Deron Fort, director of High School Connections at LCC, is supportive of its shift from the former Parker Elementary School to the LCC campus, believing it to be a great experience for students in need. “The early college concept was not designed to give the highest achieving students the college experience,” he says. “There are other ways that those students get those experiences. The early college concept was really to try to capture those kids that don’t often make it. They can, they have the ability to make it, but they don’t, for a variety of reasons that are out of their control.”
ECCO serves age 16-and-over homeless students, teen parents and anyone else in economically dire situations, while allowing them to get a free education and more than just a feel for the college environment. “Every day, they can learn what their options are beyond high school,” Fort says. “When you are in an early college environment you are seeing it right there.” Through ECCO, students get access to teachers who associate with LCC’s professors and to all of the resources the campus has to offer.

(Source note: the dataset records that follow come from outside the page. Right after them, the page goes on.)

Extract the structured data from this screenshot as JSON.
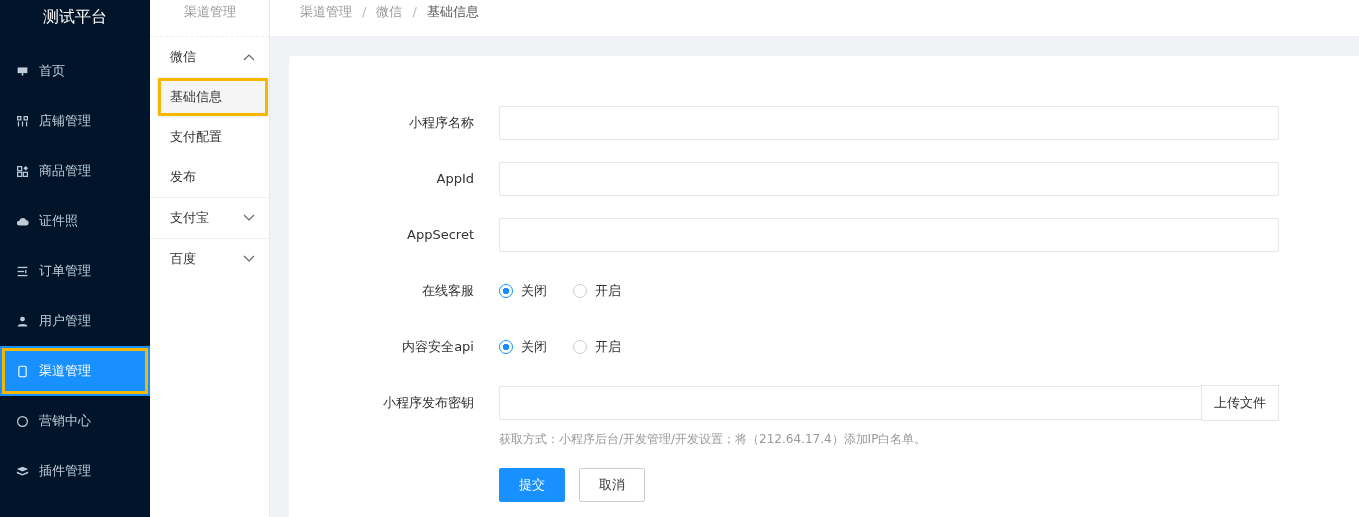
{
  "app_title": "测试平台",
  "sidebar": {
    "items": [
      {
        "label": "首页",
        "selected": false
      },
      {
        "label": "店铺管理",
        "selected": false
      },
      {
        "label": "商品管理",
        "selected": false
      },
      {
        "label": "证件照",
        "selected": false
      },
      {
        "label": "订单管理",
        "selected": false
      },
      {
        "label": "用户管理",
        "selected": false
      },
      {
        "label": "渠道管理",
        "selected": true
      },
      {
        "label": "营销中心",
        "selected": false
      },
      {
        "label": "插件管理",
        "selected": false
      }
    ]
  },
  "submenu": {
    "title": "渠道管理",
    "groups": [
      {
        "label": "微信",
        "expanded": true,
        "items": [
          {
            "label": "基础信息",
            "selected": true
          },
          {
            "label": "支付配置",
            "selected": false
          },
          {
            "label": "发布",
            "selected": false
          }
        ]
      },
      {
        "label": "支付宝",
        "expanded": false
      },
      {
        "label": "百度",
        "expanded": false
      }
    ]
  },
  "breadcrumb": {
    "separator": "/",
    "items": [
      "渠道管理",
      "微信",
      "基础信息"
    ]
  },
  "form": {
    "fields": [
      {
        "kind": "text",
        "label": "小程序名称"
      },
      {
        "kind": "text",
        "label": "AppId"
      },
      {
        "kind": "text",
        "label": "AppSecret"
      },
      {
        "kind": "radio",
        "label": "在线客服",
        "options": [
          {
            "label": "关闭",
            "selected": true
          },
          {
            "label": "开启",
            "selected": false
          }
        ]
      },
      {
        "kind": "radio",
        "label": "内容安全api",
        "options": [
          {
            "label": "关闭",
            "selected": true
          },
          {
            "label": "开启",
            "selected": false
          }
        ]
      },
      {
        "kind": "file",
        "label": "小程序发布密钥",
        "button": "上传文件",
        "hint": "获取方式：小程序后台/开发管理/开发设置；将（212.64.17.4）添加IP白名单。"
      }
    ],
    "submit": "提交",
    "cancel": "取消"
  }
}
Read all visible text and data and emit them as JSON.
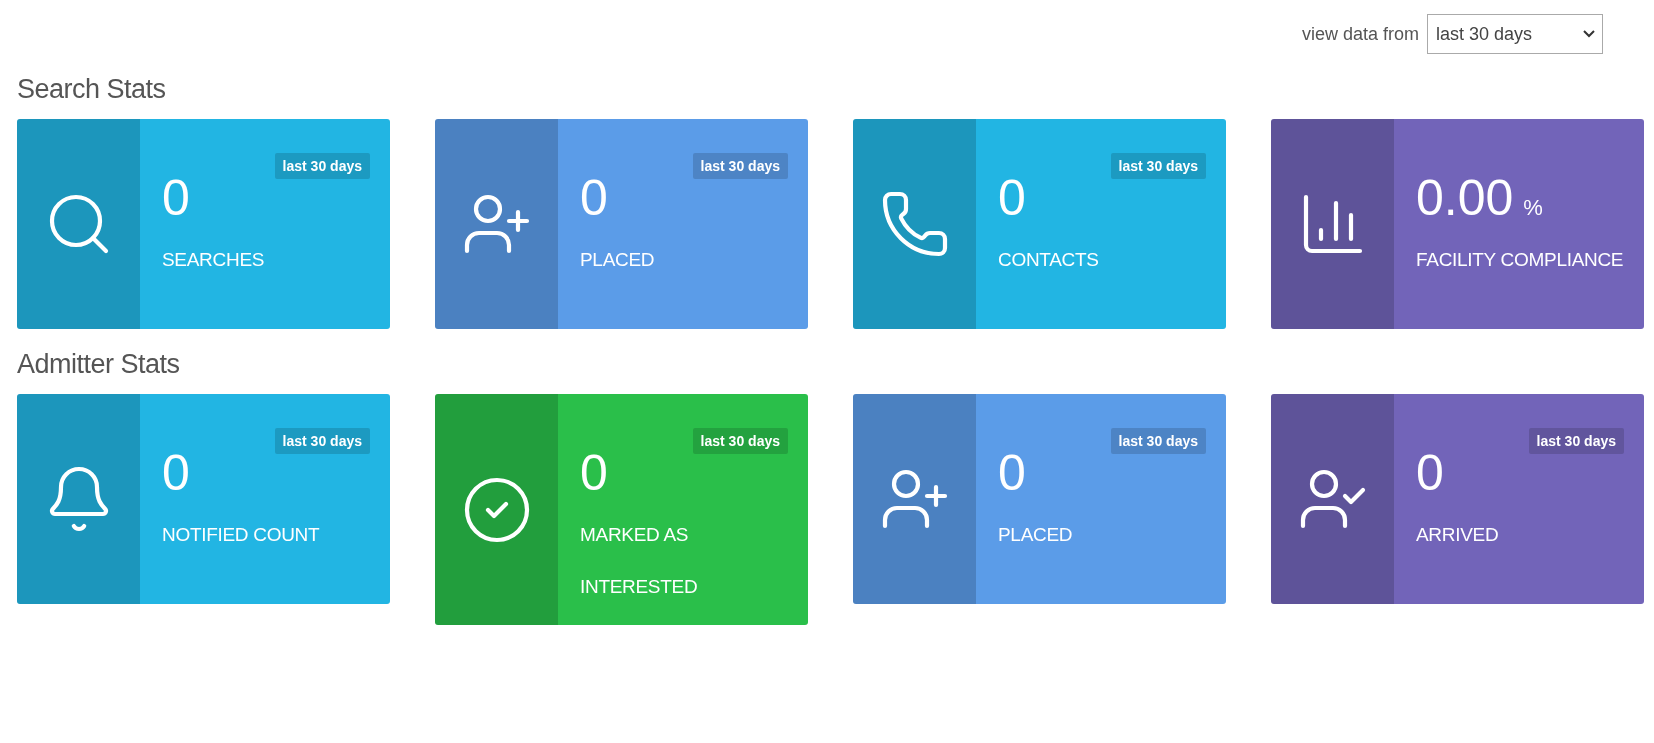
{
  "filter": {
    "label": "view data from",
    "value": "last 30 days"
  },
  "sections": [
    {
      "title": "Search Stats",
      "cards": [
        {
          "kind": "search",
          "color": "#22b5e3",
          "value": "0",
          "label": "SEARCHES",
          "badge": "last 30 days"
        },
        {
          "kind": "user-plus",
          "color": "#5b9ce8",
          "value": "0",
          "label": "PLACED",
          "badge": "last 30 days"
        },
        {
          "kind": "phone",
          "color": "#22b5e3",
          "value": "0",
          "label": "CONTACTS",
          "badge": "last 30 days"
        },
        {
          "kind": "chart",
          "color": "#7264b9",
          "value": "0.00",
          "unit": "%",
          "label": "FACILITY COMPLIANCE"
        }
      ]
    },
    {
      "title": "Admitter Stats",
      "cards": [
        {
          "kind": "bell",
          "color": "#22b5e3",
          "value": "0",
          "label": "NOTIFIED COUNT",
          "badge": "last 30 days"
        },
        {
          "kind": "check",
          "color": "#2abf4a",
          "value": "0",
          "label": "MARKED AS INTERESTED",
          "badge": "last 30 days"
        },
        {
          "kind": "user-plus",
          "color": "#5b9ce8",
          "value": "0",
          "label": "PLACED",
          "badge": "last 30 days"
        },
        {
          "kind": "user-check",
          "color": "#7264b9",
          "value": "0",
          "label": "ARRIVED",
          "badge": "last 30 days"
        }
      ]
    }
  ]
}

Additionally, ECCO’s transition to LCC gives students a more uplifting view of their current situation, allowing them to immerse themselves in a college culture instead of walking down the halls of a school built for younger kids. It is, Fort says, “the end result of a consolidation of alternative high schools in Eugene.”
Fort foresees that students who take high school level classes through ECCO will graduate and remain at LCC for their college coursework. “That is the expectation,” he says, “that students complete their requirements for a diploma, continue on and do a year at Lane, and we all work very hard to motivate those students to continue on that year as well.”
Brad New, the principal of this consolidation, echoes Fort’s goals and his mindset towards ECCO. “One of the key pieces to the early college model is being on the community college campus,” he says, “and students being able to see themselves as community college students.” New and his colleagues at ECCO strive to provide a great deal of academic support, personal support and peer support and help them develop skills that lead to success in college and beyond.
“A lot of our students encounter things out there in the world that they aren’t getting a whole lot of help with,” New says. “So we’re adults that can be good supports for them persevering in a difficult situation, and then making it work for themselves.”